Very sorry that I overlooked this for so long. Did you solve the problem? A locked-up drum is not uncommon. If you raise the tires off the ground and shift to neutral, (or with your drive shaft removed), you're likely to find you can spin one wheel by hand but not the other one.
The first thing to suspect is a rusted parking brake cable that doesn't get used very often, but now got applied or bumped. Most of the time that will cause a rear drum brake to self-energize going forward, but they tend to want to release in reverse. Once the drum is removed, which won't be easy, you can identify this cause by looking where the two shoes rest on the large anchor pin on top. If either one is not touching that pin, suspect the parking brake cable. Regardless of whether the shoes are fully retracted or not, look at the parking brake strut bar that connects between the center of the two shoes and sits right above the axle flange. You must be able to push that bar forward with your thumb against the anti-rattle spring pressure. It should move a good 1/8". If it is tight and can't be moved, that indicates the parking brake cable is holding it applied. The most common symptom for that is that brake will lock up very easily under light brake pedal pressure.
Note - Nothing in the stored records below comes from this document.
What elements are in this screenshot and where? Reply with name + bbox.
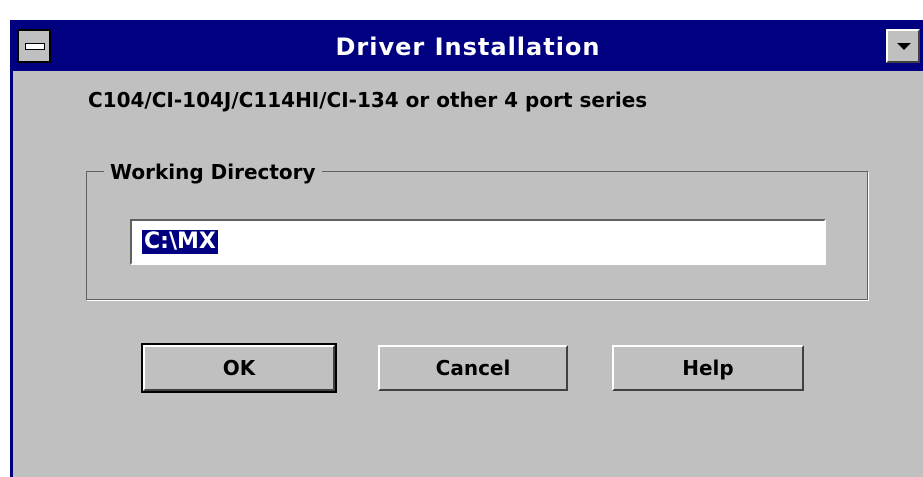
triangle-down-icon (897, 43, 911, 50)
title-bar[interactable]: Driver Installation (13, 23, 923, 71)
working-directory-input[interactable]: C:\MX (130, 219, 826, 265)
cancel-button[interactable]: Cancel (378, 345, 568, 391)
help-button[interactable]: Help (612, 345, 804, 391)
working-directory-value[interactable]: C:\MX (142, 230, 218, 254)
series-message: C104/CI-104J/C114HI/CI-134 or other 4 po… (88, 88, 648, 112)
working-directory-label: Working Directory (104, 160, 322, 184)
minimize-button[interactable] (886, 29, 920, 63)
ok-button[interactable]: OK (141, 343, 337, 393)
system-menu-icon[interactable] (17, 29, 51, 63)
window-title: Driver Installation (335, 33, 601, 61)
Less commonly there can be grooves worn into the six "lands" or raised spots on the backing plate that the shoes ride on. Those are caused partly by failure to lubricate them with high-temperature brake grease during routine service. A shoe can catch on one of those grooves and stay in contact with the drum. This is more common on GM products because it's just the edge of the shoe's frame that rides on those lands. The shoes on other car brands have metal tabs formed on the sides of the shoe frames that provide a larger sliding surface so there's little chance of the metal frame getting caught.
One of the advantages of drum brakes is they are "self energizing", meaning one in contact with a rotating drum applies the other shoe so it also grabs even though you're not pushing harder on the brake pedal. (That's why we didn't NEED power brakes until front disc brakes showed up). With a parking brake cable stuck partially applied, that self energizing can cause a brake to apply any time the drum and wheel tries to rotate. The clue is if you irritate it enough, you'll get the wheel to turn a little before it locks up again, and there won't be much noise associated with it locking up.
When a vehicle sits for a long time, as in a month or more, without being driven, the shoes can rust to the drum. There are metal chips in the linings for heat dissipation and those are what rusts to the drum. Suspect that if you see the wheel turn just a little when you switch between forward and reverse, or when you go one way, you see the wheel bounce back and forth a little.
When a vehicle sits for a really long time, as in years, the drum's "labyrinth seal" can rust to the backing plate. The labyrinth seal is the groove on the drum's outer circumference where the lip of the backing plate sits in. Rust that normally builds up in that groove is ground away harmlessly during normal driving, and you won't hear it, but if it sits long enough, especially in wet grass, that can cause a locked brake. The clue to that is you won't see the bouncing like you would with a locked parking brake. The wheel will be solid as though it was welded to the axle housing. To fix that you have to pound the drum off, and the backing plate usually crumbles from rust or it gets bent or torn apart.
By far the last thing to suspect is the differential and axle assembly. You would have had plenty of warning ahead of time in the form of growling or humming noises, then crunching noises. That is pretty rare.